Ces algorithmes effectuent des calculs selon une structure de réseaux. Le schéma ci-contre illustre leurs fonctionnements. Ces réseaux sont composés de neurones artificiels organisés en couches. La couche en entrée prend l’information, comme les bits d’une image par exemple. La couche en sortie nous donne le résultat, ceci peut être la réponse à la question « est-ce qu’il y a un chat sur l’image? ». Afin de fournir un tel résultat, l’algorithme va dans la phase d’apprentissage renforcer ou affaiblir les liens entre les neurones dans les couches cachées.

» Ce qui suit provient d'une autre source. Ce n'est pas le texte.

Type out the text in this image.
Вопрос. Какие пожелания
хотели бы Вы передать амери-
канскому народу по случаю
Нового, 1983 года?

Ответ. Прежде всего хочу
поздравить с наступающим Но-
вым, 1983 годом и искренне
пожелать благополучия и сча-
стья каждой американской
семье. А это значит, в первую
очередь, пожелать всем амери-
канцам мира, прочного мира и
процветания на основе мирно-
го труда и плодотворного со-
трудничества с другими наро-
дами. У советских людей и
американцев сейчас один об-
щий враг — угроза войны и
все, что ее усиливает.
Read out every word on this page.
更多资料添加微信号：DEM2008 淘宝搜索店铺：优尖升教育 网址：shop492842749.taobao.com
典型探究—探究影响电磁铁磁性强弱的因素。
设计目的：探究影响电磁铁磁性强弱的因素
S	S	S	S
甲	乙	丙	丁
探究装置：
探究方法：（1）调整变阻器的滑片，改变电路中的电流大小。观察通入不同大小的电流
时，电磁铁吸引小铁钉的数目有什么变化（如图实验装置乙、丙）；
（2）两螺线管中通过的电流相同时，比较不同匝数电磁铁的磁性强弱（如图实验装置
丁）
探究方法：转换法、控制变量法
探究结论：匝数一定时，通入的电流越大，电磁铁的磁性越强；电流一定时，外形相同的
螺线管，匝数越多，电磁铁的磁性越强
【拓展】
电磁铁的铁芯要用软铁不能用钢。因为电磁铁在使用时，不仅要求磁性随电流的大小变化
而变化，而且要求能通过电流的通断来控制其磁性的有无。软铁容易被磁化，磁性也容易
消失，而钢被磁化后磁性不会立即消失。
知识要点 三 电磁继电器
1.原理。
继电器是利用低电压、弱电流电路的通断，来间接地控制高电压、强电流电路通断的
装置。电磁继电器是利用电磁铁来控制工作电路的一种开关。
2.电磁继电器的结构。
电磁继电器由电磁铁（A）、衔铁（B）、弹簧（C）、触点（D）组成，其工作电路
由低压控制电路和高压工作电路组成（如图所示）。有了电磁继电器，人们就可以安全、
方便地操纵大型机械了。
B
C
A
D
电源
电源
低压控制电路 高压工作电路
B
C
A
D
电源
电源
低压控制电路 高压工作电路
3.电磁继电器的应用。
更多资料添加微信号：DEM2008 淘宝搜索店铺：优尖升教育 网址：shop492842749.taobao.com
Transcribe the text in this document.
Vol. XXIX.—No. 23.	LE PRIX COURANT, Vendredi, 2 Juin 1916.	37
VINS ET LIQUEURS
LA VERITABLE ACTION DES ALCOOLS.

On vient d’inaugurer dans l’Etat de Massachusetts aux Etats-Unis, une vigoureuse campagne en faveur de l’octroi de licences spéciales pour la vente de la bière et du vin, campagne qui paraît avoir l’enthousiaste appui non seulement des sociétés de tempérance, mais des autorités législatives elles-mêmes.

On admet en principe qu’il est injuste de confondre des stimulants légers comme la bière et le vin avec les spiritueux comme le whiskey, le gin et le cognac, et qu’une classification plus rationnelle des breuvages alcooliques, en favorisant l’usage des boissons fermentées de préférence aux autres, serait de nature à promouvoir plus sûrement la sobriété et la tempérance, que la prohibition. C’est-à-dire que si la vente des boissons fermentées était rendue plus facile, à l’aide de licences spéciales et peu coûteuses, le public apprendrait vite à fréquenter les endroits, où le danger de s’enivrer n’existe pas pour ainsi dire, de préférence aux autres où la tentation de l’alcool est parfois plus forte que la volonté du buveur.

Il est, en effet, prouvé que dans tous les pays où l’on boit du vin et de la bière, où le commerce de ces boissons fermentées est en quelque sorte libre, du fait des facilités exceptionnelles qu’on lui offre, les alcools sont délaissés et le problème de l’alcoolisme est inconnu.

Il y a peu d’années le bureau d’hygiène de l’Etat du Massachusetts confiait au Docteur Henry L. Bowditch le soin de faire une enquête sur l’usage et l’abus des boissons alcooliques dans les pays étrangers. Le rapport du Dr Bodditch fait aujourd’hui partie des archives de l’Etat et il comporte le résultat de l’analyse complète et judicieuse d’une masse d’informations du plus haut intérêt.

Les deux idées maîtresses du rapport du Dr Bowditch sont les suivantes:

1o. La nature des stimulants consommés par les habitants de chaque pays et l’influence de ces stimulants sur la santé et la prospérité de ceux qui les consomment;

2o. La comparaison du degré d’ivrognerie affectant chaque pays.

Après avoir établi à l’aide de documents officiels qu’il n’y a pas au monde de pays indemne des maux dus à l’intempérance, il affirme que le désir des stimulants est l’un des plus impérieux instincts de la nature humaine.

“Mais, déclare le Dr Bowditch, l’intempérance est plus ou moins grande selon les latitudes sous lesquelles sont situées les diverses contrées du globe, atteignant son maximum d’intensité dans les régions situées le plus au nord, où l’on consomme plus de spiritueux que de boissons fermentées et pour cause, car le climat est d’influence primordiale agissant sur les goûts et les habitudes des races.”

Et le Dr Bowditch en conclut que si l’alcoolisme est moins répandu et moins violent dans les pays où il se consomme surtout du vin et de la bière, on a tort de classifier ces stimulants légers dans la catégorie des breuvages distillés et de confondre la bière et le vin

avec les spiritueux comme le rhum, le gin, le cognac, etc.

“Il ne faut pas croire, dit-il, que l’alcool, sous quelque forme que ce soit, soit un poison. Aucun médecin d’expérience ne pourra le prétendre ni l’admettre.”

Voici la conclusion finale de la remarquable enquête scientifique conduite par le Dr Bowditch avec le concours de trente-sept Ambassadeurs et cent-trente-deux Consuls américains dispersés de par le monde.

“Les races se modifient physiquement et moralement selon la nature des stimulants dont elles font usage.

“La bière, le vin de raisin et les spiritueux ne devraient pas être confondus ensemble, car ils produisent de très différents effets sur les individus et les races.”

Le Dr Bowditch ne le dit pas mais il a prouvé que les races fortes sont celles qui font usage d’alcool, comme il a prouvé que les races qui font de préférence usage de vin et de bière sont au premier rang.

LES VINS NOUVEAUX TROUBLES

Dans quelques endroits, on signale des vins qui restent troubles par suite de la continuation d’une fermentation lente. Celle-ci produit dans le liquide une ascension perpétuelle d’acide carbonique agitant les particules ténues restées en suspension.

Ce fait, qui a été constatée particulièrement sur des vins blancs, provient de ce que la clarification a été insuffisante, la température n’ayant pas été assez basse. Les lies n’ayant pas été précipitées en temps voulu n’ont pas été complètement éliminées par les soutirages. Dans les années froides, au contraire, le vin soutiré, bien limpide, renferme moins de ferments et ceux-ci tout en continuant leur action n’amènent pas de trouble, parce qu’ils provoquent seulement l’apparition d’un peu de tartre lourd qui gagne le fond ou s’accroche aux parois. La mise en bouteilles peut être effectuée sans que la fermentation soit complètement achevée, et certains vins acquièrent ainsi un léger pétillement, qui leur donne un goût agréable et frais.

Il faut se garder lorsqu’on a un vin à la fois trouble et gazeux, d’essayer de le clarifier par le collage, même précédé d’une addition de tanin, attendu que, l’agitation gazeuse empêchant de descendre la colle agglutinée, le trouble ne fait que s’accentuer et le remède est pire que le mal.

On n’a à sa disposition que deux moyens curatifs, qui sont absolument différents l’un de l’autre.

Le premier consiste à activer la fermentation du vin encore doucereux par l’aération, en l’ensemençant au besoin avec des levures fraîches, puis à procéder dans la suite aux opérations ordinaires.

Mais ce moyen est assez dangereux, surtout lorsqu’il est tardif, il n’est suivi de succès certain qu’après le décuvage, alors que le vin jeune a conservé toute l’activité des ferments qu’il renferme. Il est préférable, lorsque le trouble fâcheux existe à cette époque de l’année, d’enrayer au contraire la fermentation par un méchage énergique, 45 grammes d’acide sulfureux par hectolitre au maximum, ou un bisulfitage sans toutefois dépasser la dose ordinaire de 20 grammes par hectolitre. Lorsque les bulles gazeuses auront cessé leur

Ceci s’effectue à l’aide de données d’apprentissage pour lesquels les résultats en sortie sont connus.

Du fait de leur nature, les algorithmes d’apprentissage profond ne nécessitent pratiquement aucune intervention humaine en matière de sélection, et organisation de l’information entrante. Ceci ouvre la porte à la commercialisation de toute sorte de services en ligne, comme les Cognitive Services de Microsoft, permettant à n’importe qui de créer une fonction spécifique de reconnaissance d’images et de l’implémenter dans son application. Ceci évidement sans avoir besoin de comprendre quoi que ce soit du fonctionnement de l’algorithme sous-jacent.